I wouldn’t consider the use of caching (either explicit or via the ServersideOutputTransform) as a “compromise”. Rather, it’s a tool that’s useful for some use cases (e.g. sharing of data between callbacks). However, for your use case (partial updates of figures), it’s obviously not the right tool. It sounds like your are looking for something like the extendData property,

Dash is designed to update properties. What they represent is up to the component designer. It could be a complete figure, or it could be some subpart of the figure. Hence, if the relevant properties are not available, I would consider it a missing feature of the component rather than a flaw in the design of Dash.

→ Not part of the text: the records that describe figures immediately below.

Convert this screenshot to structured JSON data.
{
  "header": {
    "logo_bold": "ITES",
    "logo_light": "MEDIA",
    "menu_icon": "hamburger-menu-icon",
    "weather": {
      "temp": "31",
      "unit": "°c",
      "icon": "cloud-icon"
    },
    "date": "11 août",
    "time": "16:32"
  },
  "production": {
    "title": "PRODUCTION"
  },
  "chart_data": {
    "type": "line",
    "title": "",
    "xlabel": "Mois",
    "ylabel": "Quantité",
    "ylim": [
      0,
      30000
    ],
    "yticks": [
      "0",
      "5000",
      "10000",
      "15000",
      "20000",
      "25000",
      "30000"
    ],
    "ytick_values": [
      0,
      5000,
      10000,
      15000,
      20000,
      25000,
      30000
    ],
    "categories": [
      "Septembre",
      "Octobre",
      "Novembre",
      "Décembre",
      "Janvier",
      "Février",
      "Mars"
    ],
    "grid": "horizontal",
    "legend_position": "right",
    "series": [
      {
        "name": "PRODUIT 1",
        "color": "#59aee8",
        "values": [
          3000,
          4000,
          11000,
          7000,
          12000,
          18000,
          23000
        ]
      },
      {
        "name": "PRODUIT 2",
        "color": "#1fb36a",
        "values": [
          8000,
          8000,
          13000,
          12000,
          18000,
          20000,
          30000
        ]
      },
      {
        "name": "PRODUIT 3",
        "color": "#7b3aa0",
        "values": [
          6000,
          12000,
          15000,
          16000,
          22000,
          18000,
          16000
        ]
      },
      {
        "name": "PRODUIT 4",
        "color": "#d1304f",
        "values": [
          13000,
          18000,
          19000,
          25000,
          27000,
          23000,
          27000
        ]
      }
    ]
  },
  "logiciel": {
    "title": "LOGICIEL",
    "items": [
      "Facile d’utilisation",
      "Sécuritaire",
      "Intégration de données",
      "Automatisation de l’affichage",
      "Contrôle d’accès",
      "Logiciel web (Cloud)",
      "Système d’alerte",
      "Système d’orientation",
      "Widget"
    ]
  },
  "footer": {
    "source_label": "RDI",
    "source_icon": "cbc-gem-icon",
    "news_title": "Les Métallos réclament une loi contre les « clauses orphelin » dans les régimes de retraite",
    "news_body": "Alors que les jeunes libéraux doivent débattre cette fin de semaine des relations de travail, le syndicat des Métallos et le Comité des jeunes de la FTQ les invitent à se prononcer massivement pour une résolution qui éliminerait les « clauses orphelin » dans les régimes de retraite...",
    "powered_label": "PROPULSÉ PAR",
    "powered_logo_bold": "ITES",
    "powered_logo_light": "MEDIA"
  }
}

Conceptually, I think delta updates is a very interesting idea. However, it doesn’t really fit easily with the key design principle of the Dash server being stateless. If the client only sends the “delta” data, where should “the rest” come from?

1 Like

You are right, stateless is indeed a difficult threshold to cross. But what if the cost of callbacks is far greater than the need for stateless? I mean, when dash is deployed on some metered services.

Or we may not necessarily use delta data. As you mentioned, multiplexing, which happens to be splitting a large callback into several small ones. And the process of splitting may be judged and processed by the program, and then the two ends maintain the same principle. When the serialized data is split into several small pieces, the server can send the hash value before sending the actual data. Then, theoretically, it probably still remain stateless.

Since you know that’s not the right tool for my use case, you still sent it to me, so it’s a compromise for me. :upside_down_face:

In fact, when I update the graphs, it comes from the data processed by sklearn, and those inputs are just a series of model parameter adjustments. Whether splitting or locating relevant properties, it may make my code very complex. And I don’t think it should be up to me to do that.

I didn’t say that was a flaw, either. But it does bring in redundant data. So what I’m saying is, don’t mess component designers and users around , but find a way to optimize this problem.

This extendData property might be more suitable for my MQTT example.